11. L'arrêt retient qu'en l'absence de production par M. [V] des relevés actuels de son compte Natixis Interépargne, le notaire désigné interrogera la banque Natixis et retiendra les titres existant en 2012, selon leur valeur à la date la plus proche du partage.
12. En statuant ainsi, la cour d'appel, qui a méconnu son office, a violé le texte susvisé.

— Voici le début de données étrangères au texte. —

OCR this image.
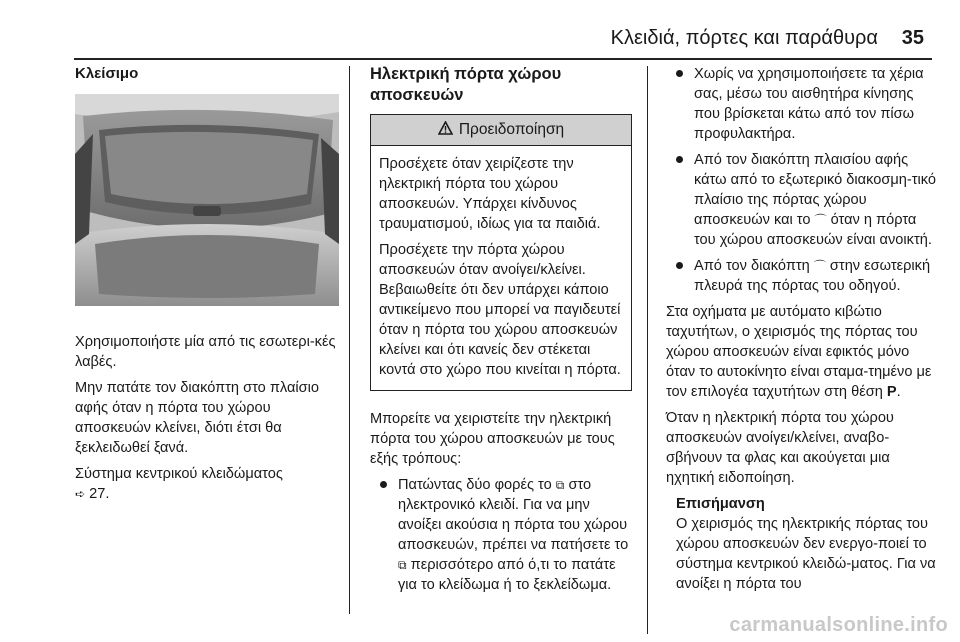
Κλειδιά, πόρτες και παράθυρα 35
Κλείσιμο

Χρησιμοποιήστε μία από τις εσωτερι-κές λαβές.

Μην πατάτε τον διακόπτη στο πλαίσιο αφής όταν η πόρτα του χώρου αποσκευών κλείνει, διότι έτσι θα ξεκλειδωθεί ξανά.

Σύστημα κεντρικού κλειδώματος
➪ 27.

Ηλεκτρική πόρτα χώρου αποσκευών
Προειδοποίηση

Προσέχετε όταν χειρίζεστε την ηλεκτρική πόρτα του χώρου αποσκευών. Υπάρχει κίνδυνος τραυματισμού, ιδίως για τα παιδιά.

Προσέχετε την πόρτα χώρου αποσκευών όταν ανοίγει/κλείνει. Βεβαιωθείτε ότι δεν υπάρχει κάποιο αντικείμενο που μπορεί να παγιδευτεί όταν η πόρτα του χώρου αποσκευών κλείνει και ότι κανείς δεν στέκεται κοντά στο χώρο που κινείται η πόρτα.

Μπορείτε να χειριστείτε την ηλεκτρική πόρτα του χώρου αποσκευών με τους εξής τρόπους:

Πατώντας δύο φορές το ⧉ στο ηλεκτρονικό κλειδί. Για να μην ανοίξει ακούσια η πόρτα του χώρου αποσκευών, πρέπει να πατήσετε το ⧉ περισσότερο από ό,τι το πατάτε για το κλείδωμα ή το ξεκλείδωμα.
Χωρίς να χρησιμοποιήσετε τα χέρια σας, μέσω του αισθητήρα κίνησης που βρίσκεται κάτω από τον πίσω προφυλακτήρα.
Από τον διακόπτη πλαισίου αφής κάτω από το εξωτερικό διακοσμη-τικό πλαίσιο της πόρτας χώρου αποσκευών και το ⌒ όταν η πόρτα του χώρου αποσκευών είναι ανοικτή.
Από τον διακόπτη ⌒ στην εσωτερική πλευρά της πόρτας του οδηγού.

Στα οχήματα με αυτόματο κιβώτιο ταχυτήτων, ο χειρισμός της πόρτας του χώρου αποσκευών είναι εφικτός μόνο όταν το αυτοκίνητο είναι σταμα-τημένο με τον επιλογέα ταχυτήτων στη θέση P.

Όταν η ηλεκτρική πόρτα του χώρου αποσκευών ανοίγει/κλείνει, αναβο-σβήνουν τα φλας και ακούγεται μια ηχητική ειδοποίηση.

Επισήμανση
Ο χειρισμός της ηλεκτρικής πόρτας του χώρου αποσκευών δεν ενεργο-ποιεί το σύστημα κεντρικού κλειδώ-ματος. Για να ανοίξει η πόρτα του
carmanualsonline.info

Portée et conséquences de la cassation
13. La cassation des chefs de dispositif ayant dit que c'est la somme de 12 134,75 euros qui doit être intégrée dans l'actif de la communauté au titre du compte PEA SG [XXXXXXXXXX03] de M. [U] [V], que la somme de 17 428, 17 euros doit être intégrée dans l'actif de la communauté au titre du compte PEL SG de M. [U] [V] et que le notaire désigné interrogera la banque Natixis au titre du compte Natixis Interépargne de M. [U] [V] et retiendra les titres existant en 2012, selon leur valeur à la date la plus proche du partage, n'emporte pas celle du chef de dispositif relatif aux dépens, justifié par d'autres dispositions de l'arrêt non remises en cause.

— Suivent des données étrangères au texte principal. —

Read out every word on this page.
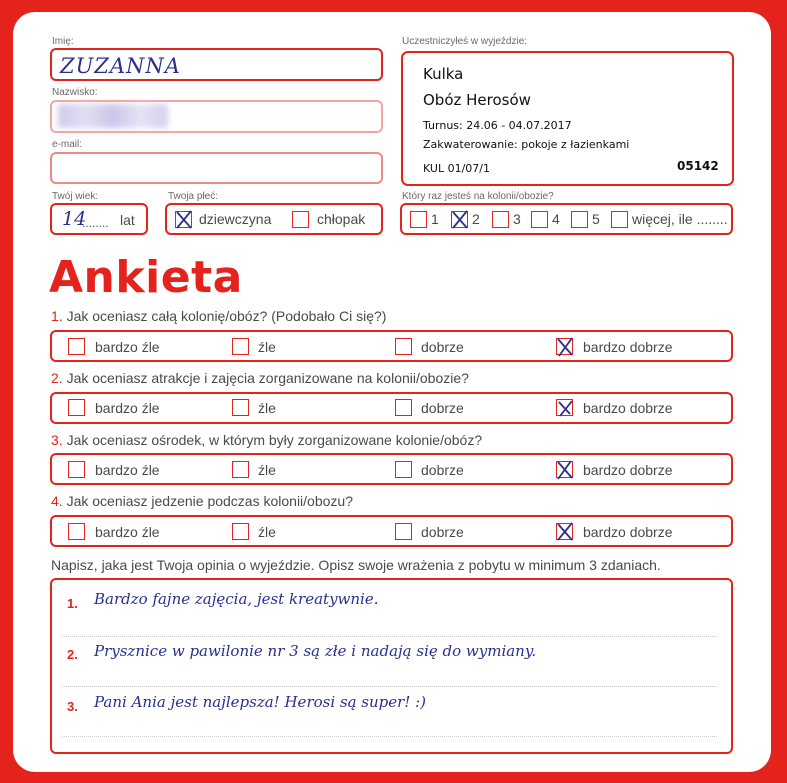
Imię:
ZUZANNA
Nazwisko:
e-mail:
Twój wiek:
14
........ lat
Twoja płeć:
dziewczyna	chłopak
Uczestniczyłeś w wyjeździe:
Kulka
Obóz Herosów
Turnus: 24.06 - 04.07.2017
Zakwaterowanie: pokoje z łazienkami
KUL 01/07/1	05142
Który raz jesteś na kolonii/obozie?
1 2 3 4 5 więcej, ile ........
Ankieta
1. Jak oceniasz całą kolonię/obóz? (Podobało Ci się?)
bardzo źle	źle	dobrze	bardzo dobrze
2. Jak oceniasz atrakcje i zajęcia zorganizowane na kolonii/obozie?
bardzo źle	źle	dobrze	bardzo dobrze
3. Jak oceniasz ośrodek, w którym były zorganizowane kolonie/obóz?
bardzo źle	źle	dobrze	bardzo dobrze
4. Jak oceniasz jedzenie podczas kolonii/obozu?
bardzo źle	źle	dobrze	bardzo dobrze
Napisz, jaka jest Twoja opinia o wyjeździe. Opisz swoje wrażenia z pobytu w minimum 3 zdaniach.
1. Bardzo fajne zajęcia, jest kreatywnie.
2. Prysznice w pawilonie nr 3 są złe i nadają się do wymiany.
3. Pani Ania jest najlepsza! Herosi są super! :)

PAR CES MOTIFS, et sans qu'il y ait lieu de statuer sur la seconde branche du cinquième moyen, la Cour :
CASSE ET ANNULE, mais seulement en ce qu'il dit que c'est la somme de 12 134,75 euros qui doit être intégrée dans l'actif de la communauté au titre du compte PEA SG [XXXXXXXXXX03] de M. [U] [V], que la somme de 17 428, 17 euros doit être intégrée dans l'actif de la communauté au titre du compte PEL SG de M. [U] [V], et que le notaire désigné interrogera la banque Natixis au titre du compte Natixis Interépargne de M. [U] [V] et retiendra les titres existant en 2012, selon leur valeur à la date la plus proche du partage, et condamne M. [U] [V] à payer à Mme [O] [N] la somme de 2 000 euros au titre de l'article 700 du code de procédure civile, l'arrêt rendu le 12 mai 2021, entre les parties, par la cour d'appel de Nîmes ;
Remet, sur ces points, l'affaire et les parties dans l'état où elles se trouvaient avant cet arrêt et les renvoie devant la cour d'appel de Montpellier ;
Condamne Mme [N] aux dépens ;
En application de l'article 700 du code de procédure civile, rejette la demande formée par M. [V] ;
Dit que sur les diligences du procureur général près la Cour de cassation, le présent arrêt sera transmis pour être transcrit en marge ou à la suite de l'arrêt partiellement cassé ;
Ainsi fait et jugé par la Cour de cassation, première chambre civile, et prononcé par le président en son audience publique du vingt et un juin deux mille vingt-trois.